The hound dog group consists of breeds that all share the same trait as having been used as hunting companions…

They would track and/or make chase. Some of the dogs in this group have or had extraordinary speed. Others were famous for their ability to track scents, across seemingly impossible odds such as across rivers and winding woods.

The Beagle hound is one of these dogs, able to smell other animals from a long distance and to follow their trail for miles.
Many are associated with this by their ancestor’s deeds and are now more similar to companion lap dogs. However, some things never change and because hunting was so inbred into most of these dogs, breeds such as the Beagle hound dog will almost always have this instinct even when they are quiet household companion pets.

This group includes breeds with the word hound in their name such as the Basset Hound and the Bluetick Coonhound, but also the Basenji and the Whippet. 

They all share the same impulses. For this reason, many do not do well with very small pets in the home, for example hampsters or bunny rabbits. 
Many, but not all, also share another trait. It is known as baying…a type of bark…It is a loud signal that they will let out that can wake a neighborhood.

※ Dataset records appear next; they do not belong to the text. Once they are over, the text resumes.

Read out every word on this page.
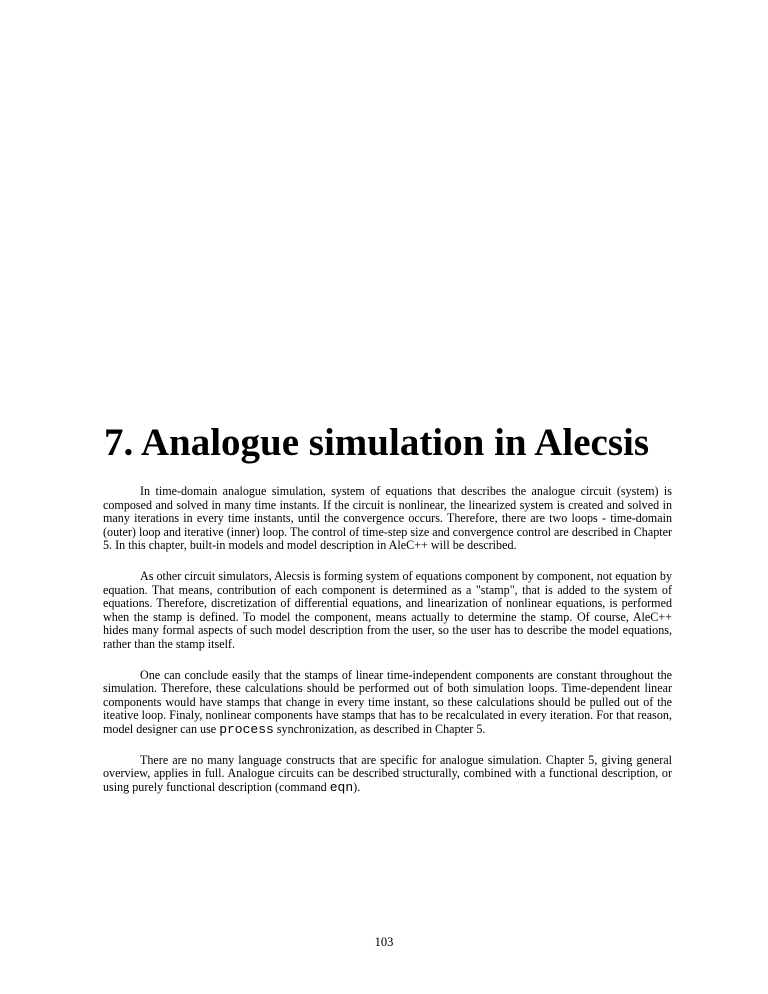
7. Analogue simulation in Alecsis

In time-domain analogue simulation, system of equations that describes the analogue circuit (system) is composed and solved in many time instants. If the circuit is nonlinear, the linearized system is created and solved in many iterations in every time instants, until the convergence occurs. Therefore, there are two loops - time-domain (outer) loop and iterative (inner) loop. The control of time-step size and convergence control are described in Chapter 5. In this chapter, built-in models and model description in AleC++ will be described.

As other circuit simulators, Alecsis is forming system of equations component by component, not equation by equation. That means, contribution of each component is determined as a "stamp", that is added to the system of equations. Therefore, discretization of differential equations, and linearization of nonlinear equations, is performed when the stamp is defined. To model the component, means actually to determine the stamp. Of course, AleC++ hides many formal aspects of such model description from the user, so the user has to describe the model equations, rather than the stamp itself.

One can conclude easily that the stamps of linear time-independent components are constant throughout the simulation. Therefore, these calculations should be performed out of both simulation loops. Time-dependent linear components would have stamps that change in every time instant, so these calculations should be pulled out of the iteative loop. Finaly, nonlinear components have stamps that has to be recalculated in every iteration. For that reason, model designer can use process synchronization, as described in Chapter 5.

There are no many language constructs that are specific for analogue simulation. Chapter 5, giving general overview, applies in full. Analogue circuits can be described structurally, combined with a functional description, or using purely functional description (command eqn).

103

Most dogs that bay have that instinct for when they were to signal when they caught up with prey. They also do this to call out to any other dogs in the vicinity as they have a desire to gather them together and run in a pack as their ancestors did. While baying may not prompt the other dogs in your town to gather at your house, your Beagle will still bay every now and then.

What does this mean for the owner of a Beagle hound dog? This does NOT mean that you need to take your pet into the woods or field to hunt small prey to satisfy their needs. However, it should be noted that a Beagle hound dog just loves the thrill of the chase and will gladly accompany you to the field to chase down small animals…
Beagle out in the woods
When a Beagle runs after a smaller animal outside, such as a squirrel, it provides excellent cardio exercise, if nothing else. It DOES mean that your pet will quite possibly have an instinct to chase after small animals even those that are in the home or belong to your next door neighbors. Owners who are shocked to see a mouse in their house are soon calmed down when their dog quickly catches the surprised prey. Those who have smaller pets such as hamsters, guinea pigs, bunnies, chinchillas or ferrets should take great care to keep them out of the way of this dog.

They often see any animal that is the same size as they are, or smaller, as prey and the chasing instinct kicks in. If smaller pets are kept out of reach, this can drive a Beagle quite the drive to catch the prey will be there, so close yet out of reach.
Another element to keep in mind is that when outside it is important to keep your Beagle on leash if he or she is not safe inside an enclosed environment such as a securely fenced in yard. 

This is because their sense of smell is so strong, hearing so keen, that they often will hear and sense any small animal that is within a mile and go off running. It is not easy to catch a Beagle that is off and running after a scent.
It is important to teach the "Come" command...some do very well with it...and others will only listen if they are close enough to you for your command to have an impact. Teaching this command during the puppy years is one of the important keys to having a well behaved (and under control) adult dog.
One may wonder if such a dog would make a good family pet and for the Beagle the answer is yes. They are known to be excellent with children…Able to put up with tons of petting and play and are loyal and protective of all of their human family members.